Amazon.com: a virtual business pioneer
Amazon.com is not only a true heavyweight in the online commerce industry; it helped to pave the way for other virtual business entrepreneurs and pioneers to follow in its supremely successful footsteps. Today, Amazon is the largest online retailer in the country, with little to no imminent threat to challenge the crown. Staples, the silver medalist in the category, claims only a third of the total online revenue generated by the e-commerce supergiant.

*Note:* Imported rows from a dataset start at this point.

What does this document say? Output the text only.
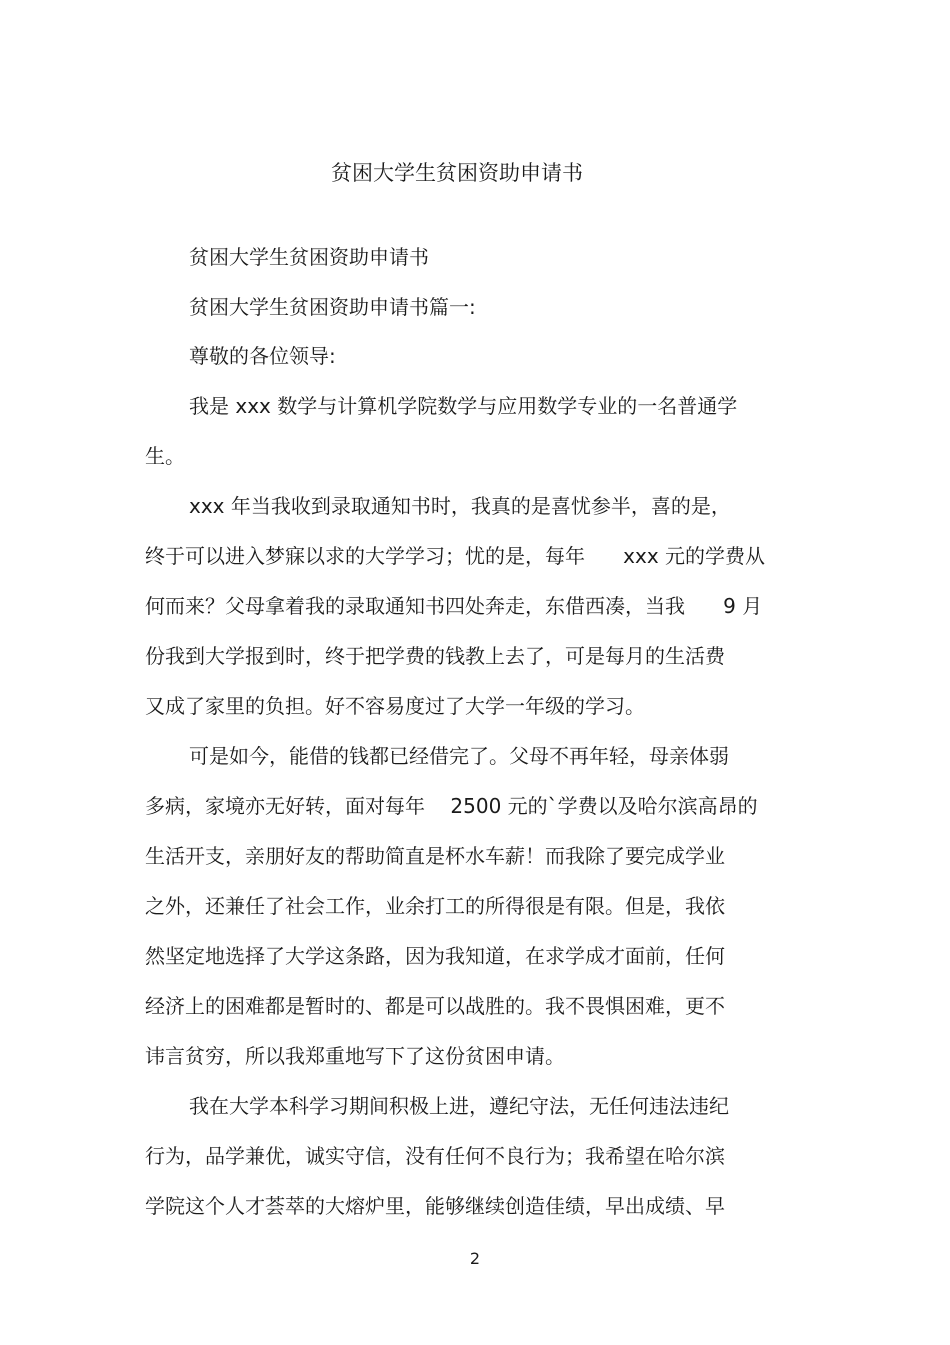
贫困大学生贫困资助申请书
贫困大学生贫困资助申请书
贫困大学生贫困资助申请书篇一:
尊敬的各位领导:
我是 xxx 数学与计算机学院数学与应用数学专业的一名普通学
生。
xxx 年当我收到录取通知书时，我真的是喜忧参半，喜的是，
终于可以进入梦寐以求的大学学习；忧的是，每年      xxx 元的学费从
何而来？父母拿着我的录取通知书四处奔走，东借西凑，当我      9 月
份我到大学报到时，终于把学费的钱教上去了，可是每月的生活费
又成了家里的负担。好不容易度过了大学一年级的学习。
可是如今，能借的钱都已经借完了。父母不再年轻，母亲体弱
多病，家境亦无好转，面对每年    2500 元的`学费以及哈尔滨高昂的
生活开支，亲朋好友的帮助简直是杯水车薪！而我除了要完成学业
之外，还兼任了社会工作，业余打工的所得很是有限。但是，我依
然坚定地选择了大学这条路，因为我知道，在求学成才面前，任何
经济上的困难都是暂时的、都是可以战胜的。我不畏惧困难，更不
讳言贫穷，所以我郑重地写下了这份贫困申请。
我在大学本科学习期间积极上进，遵纪守法，无任何违法违纪
行为，品学兼优，诚实守信，没有任何不良行为；我希望在哈尔滨
学院这个人才荟萃的大熔炉里，能够继续创造佳绩，早出成绩、早
2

Amazon has become a household name among pretty much any computer literate family in America, but this kind of mainstream recognition did not happen overnight. What we now know as Amazon.com was actually founded 16 years ago, in 1994, by Jeffrey P. Bezos. The idea was to create an online bookstore, but as time would tell, this was only the starting point of much loftier aspirations. The website first launched online a year later in 1995, under its original name “Cadabra.com.” At a time before online shopping was commonplace, Bezos had the innovative mind to look at the internet not as intimidating wilderness but as a vast, bountiful forum in which business could be conducted sans the inherent limitations of the typical brick and mortar company. Without having to carry a copy of every title in a bevy of consumer accessible stores, the internet allowed for Bezos’ upstart bookstore to make a wider variety of books available to the public for purchase. In a sense, the new company’s capacity for breadth of selection was only just being realized, expanding to sell everything from home improvement products to electronics. The ingenuity behind Amazon’s zShops (now Amazon Marketplace) and Auctions was the driving goal to offer a one stop shop where consumers could find any item their heart desired.
Amazon’s insatiable entrepreneurial spirit, combined with the impressive scope of the operation just a few years after its launch, led Time Magazine to honor founder Bezos as its Person of the Year for 1999, citing his influence in popularizing online shopping, now the bread and butter of the virtual business world.